マイク越しに聞こえる蘭のシメの挨拶に、観客もまた歓声で応える。その声は「蘭ちゃーん!」という呼びかけや「アンコール!」などなど、種類は様々だった。掴みは完璧だ。

 

 

歓声を背にAfterglowがステージ袖へと姿を消していく。それを見送った後、俺も身を翻して観客席から楽屋へと駆けていった。

 

 

 

 

 

「みんなおつかれ!」

 

 

 

 

 

ドアを開けるとみんな疲労困憊の様子だった。俺はそんな汗の滴る面々に労いの言葉をかけた。

 

 

 

 

 

「あ、きたきた!」

 

 

 

 

 

「流誠。今日のライブどうだった?」

 

 

 

 

 

「久しぶりにしては上出来だよ。やっぱみんなが最高だ」

 

 

 

 

 

「お〜、せいくんったら大胆〜」

 

 

 

 

 

モカにからかわれたが、それが事実なのだから仕方がないだろう。気持ちが昂った今だからこそ言えることだし、言えるときに言わせてもらわないと体に毒だ。

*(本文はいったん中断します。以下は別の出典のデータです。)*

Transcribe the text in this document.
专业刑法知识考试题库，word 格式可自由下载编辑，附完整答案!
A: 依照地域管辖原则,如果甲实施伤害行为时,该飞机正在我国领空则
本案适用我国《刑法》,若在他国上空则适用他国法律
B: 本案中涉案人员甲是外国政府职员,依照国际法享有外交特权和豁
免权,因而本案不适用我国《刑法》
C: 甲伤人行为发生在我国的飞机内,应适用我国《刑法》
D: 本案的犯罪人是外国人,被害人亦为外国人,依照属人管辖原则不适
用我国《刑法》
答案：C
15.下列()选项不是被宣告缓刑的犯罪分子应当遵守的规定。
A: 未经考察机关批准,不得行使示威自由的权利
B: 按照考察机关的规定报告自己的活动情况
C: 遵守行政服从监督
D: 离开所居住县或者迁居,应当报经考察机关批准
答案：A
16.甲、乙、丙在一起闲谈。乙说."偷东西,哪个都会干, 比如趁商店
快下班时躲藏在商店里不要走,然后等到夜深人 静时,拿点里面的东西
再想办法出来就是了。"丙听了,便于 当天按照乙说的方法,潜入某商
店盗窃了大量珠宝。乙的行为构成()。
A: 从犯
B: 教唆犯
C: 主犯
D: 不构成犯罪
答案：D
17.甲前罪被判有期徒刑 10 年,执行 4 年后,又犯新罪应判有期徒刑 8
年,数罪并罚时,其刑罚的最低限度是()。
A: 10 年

モカを軽くあしらい、楽屋にくる道中にあった自販機で買った水を一人ひとりに手渡していく。受け取った直後からキンキンに冷えたペットボトルを一気に呷るみんなを見ていると、こちらも疲れが吹っ飛ぶような感覚だ。

 

 

 

 

 

「ぷはーっ!あー生き返るぜ!!」

 

 

 

 

 

「ふふ、巴ちゃんは元気だね」

 

 

 

 

 

「流がいつも気利かせてくれるからな。ほんと助かるよ、流」

 

 

 

 

 

「こちらこそだよ」

 

 

 

 

 

突き出されたともちゃんの拳に俺も拳をコツンとぶつける。それとほぼ同時にスピーカー越しからアナウンスの声が聞こえてきた。

 

 

 

 

 

『えー、次はRAISE A SUILENさんの演奏になりますが、機材の準備に時間を要しますので少々お待ち下さい!』

 

 

 

 

 

声を聞くと、アナウンサーは朝日が務めていることに気がついた。にしても機材の準備が必要とは何事だろうか。通常ならギターやベース、エフェクターなど小さな機材意外はライブ前から常設されているはずなのだが。ツーバスでも使うのだろうか。

それにバンド名はあのRAISE A SUILENと言っていたし、ますます気になるところだ。

 

 

 

 

 

「......ちょっと俺、手伝いに行ってくる」

 

 

 

 

 

「あ、流誠!私も手伝う!」

 

 

 

 

 

「いいっていいって。みんなは休んでろ」

 

 

 

 

 

「ちょ、おい流────......」

 

 

 

 

 

ここで疲れているみんなを連れていくのは忍びないので、俺は手を振りながらそそくさと楽屋を飛び出した。

 

 

観客席に戻ると、休憩中なのもあってか客はほとんど外に出ていてところどころスペースが空いていた。そこを伝うようにステージ前まで進むと、朝日含むスタッフさん達が忙しなく動いていた。俺もとりあえず同じ目線に立とうと、観客席とステージを隔てる少し高い段差をひょいと越えた。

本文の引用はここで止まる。